My sons like to tease me and call me a feminist (yeah, they don't get it), a badge I proudly wear, so I was surprised that I knew nothing about the revolt by the women working at Newsweek magazine, who in 1970 brought a complaint to the EEOC against the magazine charging discrimination against them in hiring and promotion practices.Lynn Povich, a writer who worked at Newsweek and was part of the suit, brings the story to life in The Good Girls Revolt: How the Women at Newsweek Sued Their Bosses and Changed the Workplace. The women were employed at the magazine as researchers, but were never promoted to writer or editor, even though they had similar education and experience as the men hired as researchers and quickly promoted to writer and editor.Nora Ephron, who worked at the magazine, described the "caste system""For every man there was an inferior woman, for every writer there was a checker", said Nora Ephron. "They were the artists and we were the drones. But what is interesting is how institutionally sexist it was without necessarily being personally sexist. To me, it wasn't oppressive. They were going to try to sleep with you- and if you wanted to, you could. But no one was going to fire you for not sleeping with them."Mad Men's Madison Avenue offices weren't the only places where sex and booze ruled the workplace.Povich is an excellent writer, and parts of this book, especially where the women were secretly meeting and trying to recruit other women to join the suit, read like a tense spy novel. Will they get caught?They hired a young and pregnant Eleanor Holmes Norton to represent them.

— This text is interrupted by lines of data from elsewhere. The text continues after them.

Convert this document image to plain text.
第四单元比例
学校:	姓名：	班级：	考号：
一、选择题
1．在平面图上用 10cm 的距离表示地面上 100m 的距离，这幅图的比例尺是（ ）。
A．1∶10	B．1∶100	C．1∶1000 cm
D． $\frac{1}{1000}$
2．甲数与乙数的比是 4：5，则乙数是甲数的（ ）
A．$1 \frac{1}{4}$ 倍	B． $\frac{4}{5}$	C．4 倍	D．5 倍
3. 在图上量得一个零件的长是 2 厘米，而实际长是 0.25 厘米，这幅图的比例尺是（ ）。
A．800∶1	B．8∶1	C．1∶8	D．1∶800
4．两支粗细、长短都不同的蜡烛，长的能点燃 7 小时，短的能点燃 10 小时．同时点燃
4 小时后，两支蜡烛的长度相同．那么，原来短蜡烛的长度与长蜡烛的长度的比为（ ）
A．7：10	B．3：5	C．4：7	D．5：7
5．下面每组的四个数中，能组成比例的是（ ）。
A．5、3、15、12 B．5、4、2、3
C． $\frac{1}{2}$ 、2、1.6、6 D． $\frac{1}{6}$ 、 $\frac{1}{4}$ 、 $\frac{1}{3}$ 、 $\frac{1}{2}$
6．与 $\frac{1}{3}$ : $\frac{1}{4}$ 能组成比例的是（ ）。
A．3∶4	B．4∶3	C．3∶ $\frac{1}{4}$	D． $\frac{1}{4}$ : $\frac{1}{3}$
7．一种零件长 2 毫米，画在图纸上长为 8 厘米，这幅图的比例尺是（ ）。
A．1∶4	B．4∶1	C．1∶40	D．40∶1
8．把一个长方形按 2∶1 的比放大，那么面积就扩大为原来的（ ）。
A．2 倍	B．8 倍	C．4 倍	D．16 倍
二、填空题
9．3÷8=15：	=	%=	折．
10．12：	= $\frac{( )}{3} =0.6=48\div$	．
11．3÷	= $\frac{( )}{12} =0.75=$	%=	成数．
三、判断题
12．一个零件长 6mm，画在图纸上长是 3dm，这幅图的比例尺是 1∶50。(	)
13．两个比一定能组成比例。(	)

I had the oddest feeling while reading this book that time both stands still even as it flees by. Povich starts the book with a vignette of three young professional women and their plight of career stagnation due to discrimination. Then she describes the stories of some of the principal complainants in the 1970 class action suit brought against `Newsweek' for sex discrimination. Povich outlines not just their professional stories but also some of their relevant personal history including their outlooks on life, their career goals, and their unique personalities. This makes the story personal and the reader can't help but root for their triumph. It seems so ludicrous from this distance to realize a lot of these women had Ivy league educations yet were stuck in the mail or research rooms of `Newsweek'. What a waste of an education, drive, and talent. They did win the suit but sadly, they had to continue to fight for what they'd supposedly won through the courts. An entrenched social system doesn't change overnight. Also, not everyone longs to be at the top, many are content with fulfilling jobs that allow time for a family life. The downside to the situation is the women who'd been exiled to fact checking for the male writers sometimes didn't aspire to be writers but felt compelled to try out for that slot after the suit and if they succeeded in becoming a writer they felt obligated to write `hard' news rather than arts and culture articles regardless of their interests. Worst of all few of the women who lodged the suit benefited personally from it. It was the women who came after them who were able to take advantage of the opportunities these women made possible. Povich walks us through the decades post-suit and what that meant for women.